Jewell typically paints in oil and acrylic on panel. Sometimes the panels are covered by canvas or muslin. Other times the paint is applied to canvas on stretchers. “Night” features a sampling of twenty-four paintings spanning a period of twenty years. The show is comprised of predominantly still life, some allegorical scenes (his Social Media Failure series), and a few nocturnes. A group of small heads painted on cigar box panels as classroom demonstrations are also included in the exhibition. These works are extremely reduced and almost three-tone in nature. Large geometric forms, reminiscent of Euan Uglow and Catherine Kehoe but with a more subtle earthen palette, are broken down into smaller more particular fragments that define individualized headshapes and features. By combining ochre, black and white and allowing the rich amber tones of the wood to show though Jewell can make white appear blue or make greens by combining ochre and black. These simple paintings demonstrate Jewell’s masterful understanding of structures and temperature shifts and offer a nice counterpoint to the larger and dauntingly complex compositions throughout the exhibition.
Leah Clare Michaels: Melpomene & The Trinity of Mourning | Closing Reception
Sunday, December 22nd • 3-5pm
800 East Lombard Street : 21202
Exhibition runs October 26 – December 29, 2019
In each of the three pieces, Leah embodies Melpomene, Greek muse of sorrow and tragedy, creating a series of mourning rituals intended to draw awareness to personal and political social justice issues.
In the piece Clean All the Stolpersteine, Leah, dressed in black, uses white rags to clean individual brass cobblestone memorials in Berlin and Rome that are dedicated to victims of the Holocaust. The memorials, called Stolpersteine, have been created by German artist Gunter Demnig since the early 1990s. His series acts as an ever-growing collection of intimate memorials embedded in the streets outside the houses where people lived when they were kidnapped and taken to concentration and extermination camps. Each Stolperstein (“stumbling block” in English) bears a brass plate engraved with the name and birth-death dates of the victim. To date, Demnig has placed more than 70,000 stones throughout Europe.

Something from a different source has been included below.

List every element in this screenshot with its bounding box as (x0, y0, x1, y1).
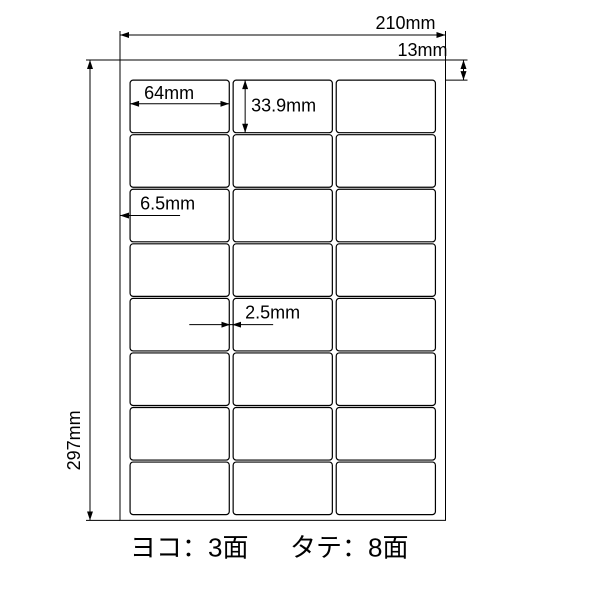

As an American with European ancestry, including German and Italian, Leah’s act of cleaning and mourning aims to: honor the individuals who were lost to the Holocaust; honor Gunter Demnig for starting and continuing his project; draw attention to political cycles we have seen before that are occurring again; raise awareness of the role the United States has played in turning away Jewish immigrants and others seeking asylum, as well as carrying out the internment of Japanese immigrants and United States citizens of Japanese descent during World War II; and discuss the United States’ lack of memorials to the atrocities our government has enacted. The piece focuses on the role of public space, public memory, and rituals of mourning. Leah plans to continue cleaning Stolpersteine wherever and whenever she stumbles upon them.
This exhibition features video and photographic documentation of the performative works.